In a large bowl, mix lemon juice and soya sauce and marinate the fish for about 1 hour. During confinement, use Shaoxing wine instead of lemon juice.

Combine the flour, salt, pepper and garlic powder.

Coat the fish in the flour mixture immediately before frying to prevent the flour from becoming “gummy”.

Heat the oil in frying pan to around 350 F and gently slide in the floured fish. Fry, turning once, until both sides are golden brown and exterior skin is “crunchy”.

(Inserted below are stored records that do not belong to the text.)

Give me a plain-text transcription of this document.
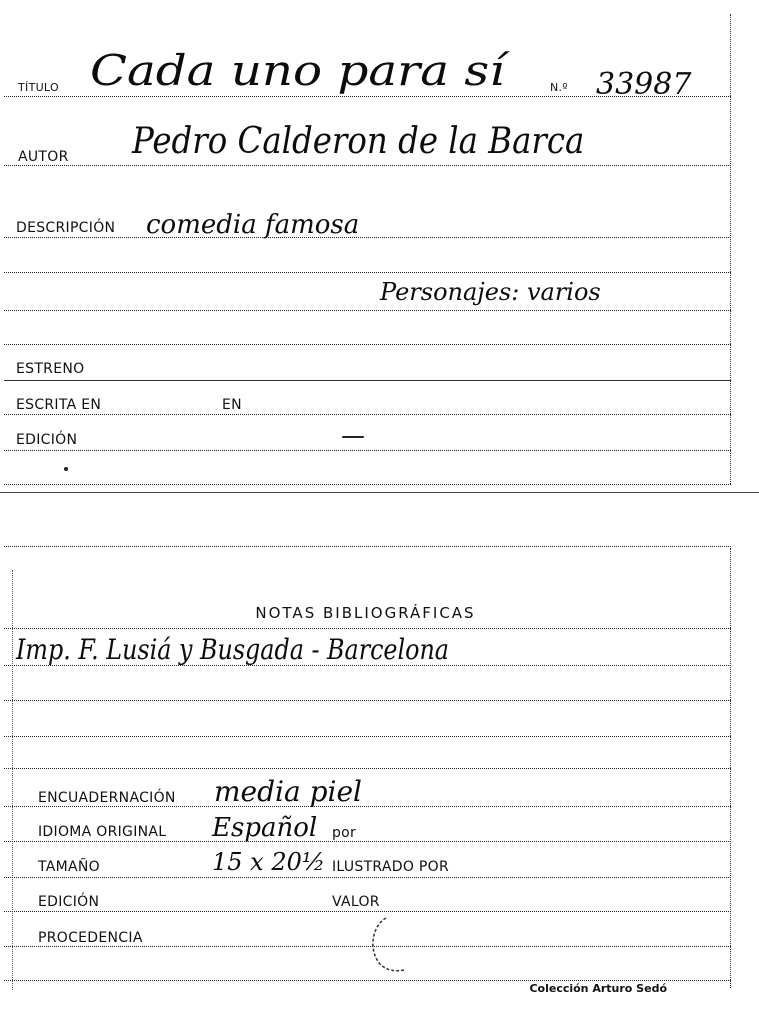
TÍTULO Cada uno para sí	N.º 33987
AUTOR Pedro Calderon de la Barca
DESCRIPCIÓN comedia famosa
Personajes: varios
ESTRENO
ESCRITA EN	EN
EDICIÓN
NOTAS BIBLIOGRÁFICAS
Imp. F. Lusiá y Busgada - Barcelona
ENCUADERNACIÓN media piel
IDIOMA ORIGINAL Español por
TAMAÑO	15 x 20½ ILUSTRADO POR
EDICIÓN	VALOR
PROCEDENCIA
Colección Arturo Sedó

Place in serving platter. Sprinkle with fried garlic chips and garnish with lime slices, if desired. Serve with cooked vegetables or salad.

Pan fried sole

This is the fillet which is excellent for cooking baby’s porridge or pan fried for older children. The fillets are quite expensive therefore I find it cheaper to buy the whole fish and have it filleted for free. Remember to ask for the bones and the head.

Use the same marinate as for cooking the whole sole. Just before frying or grilling dust with a little flour.

Heat a little cooking oil and a knob of butter in the frying pan. Put in the fish and fry until slightly brown on both sides.

Serve with cooked vegetables or salad.

Sole fish soup

The bones can be used to make delicious soup or stock for porridge. Use a pair of scissors and cut the bones into fairly big pieces. Deep fry the bones and keep it aside.

Wash and soak the Sze chuan vegetable for about 10 minutes to remove the saltiness of the vegetable. Slice and put the vegetable and a few slices of ginger into the boiling stock. Simmer for about an hour. Add sliced tomatoes, bean curd and the fried fish. Simmer for another 30 minutes. Season with salt and pepper.